As a Vietnam veteran, Dennis was deeply impacted by his wartime exposure to the untold death and destruction in that country. That experience would live with him forever and shape his social outlook. He came to oppose war and everything it represented.

The middle name given to Dennis – Lawrence – was in honor of his father’s ill-fated brother, who at age 18 was killed by a marauding car in Cincinnati, Ohio as the two brothers were delivering milk supplies to their neighborhood. With his father also having passed away and the family mired in poverty, the remaining brother (Carl) decided to join the Navy at age 17 to help stave off further economic ruin.

Throughout his working years, Dennis cherished travel and all the adventures that came with it. In later years, he and wife Betsy embarked on trips to many regions of the U.S., often driving by car, taking in local restaurants, tourist attractions, out-of-the-way sights, baseball parks, and more.

Over time Dennis considered it something of an achievement to have visited as many major-league ballparks as possible. Dennis and Betsy also enjoyed life on cruise boats, from Alaska to the Caribbean.

Dennis was a great lover not only of travel and baseball but of music – especially Texas music where it was not unusual for diverse traditions (country, blues, rock, swing) to merge into one explosive cultural form. He was especially attracted to Bob Wills and His Texas Playboys, and often visited Luckenbach with its ongoing spirited concerts and festivals.

He particularly enjoyed any kind of swing music and loved the old films featuring that music. In his earlier years Dennis had played both guitar and banjo at professional levels, as solo performer and with bands.

The relationship that Dennis and Betsy had celebrated for more than 20 years could only be described as truly remarkable, something out of a magical tale or fantasy. The two had met and developed a close relationship during the late 1960s, when they seemed headed for marriage – but things did not work out as planned at the time. But things did in fact work out later – no less than 30 years later, when in storybook fashion they somehow met again, reconnected, and finally had their wedding in Reno, Nevada. The marriage would last until Dennis passed away in April.

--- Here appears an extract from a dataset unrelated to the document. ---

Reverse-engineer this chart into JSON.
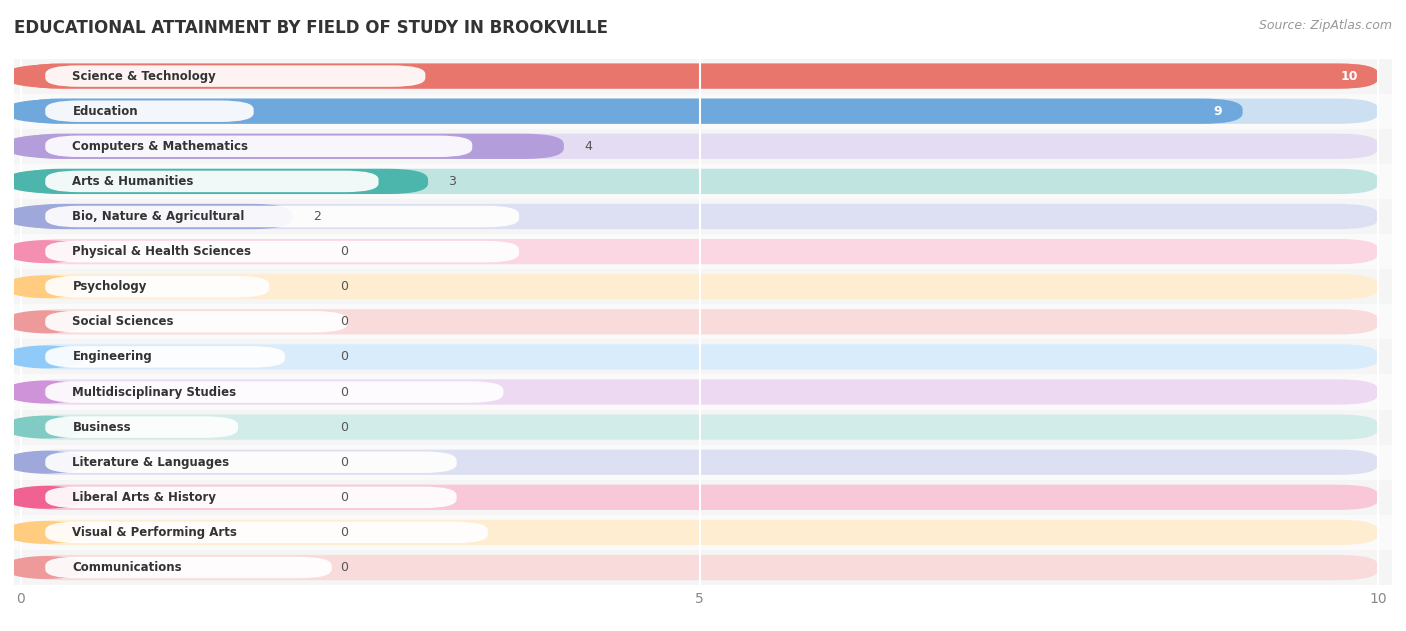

During his youth (in the 1950s and early 1960s), Dennis had taken a strong liking to such TV programs as “The Honeymooners” and the star Jackie Gleason. For years and even decades we would humorously refer back to those distant, yet iconic, moments.

Gleason’s TV wife for the “Honeymooners” series was Audrey Meadows, whose autobiography titled “Love, Alice” is worth reading. At the very end of her book Meadows wrote, referring to the larger-than-life Gleason: “To me, he was that rarity that women seem to see less and less – a very gentle man.” That same personal quality could be applied to the very special life of Dennis Lawrence Boggs.

Dennis is survived by his wife Betsy, of Menifee; his brother Carl, Jr. of West Los Angeles, and his sister Barbara Taft and niece Denise Roady, both of Branson, Missouri.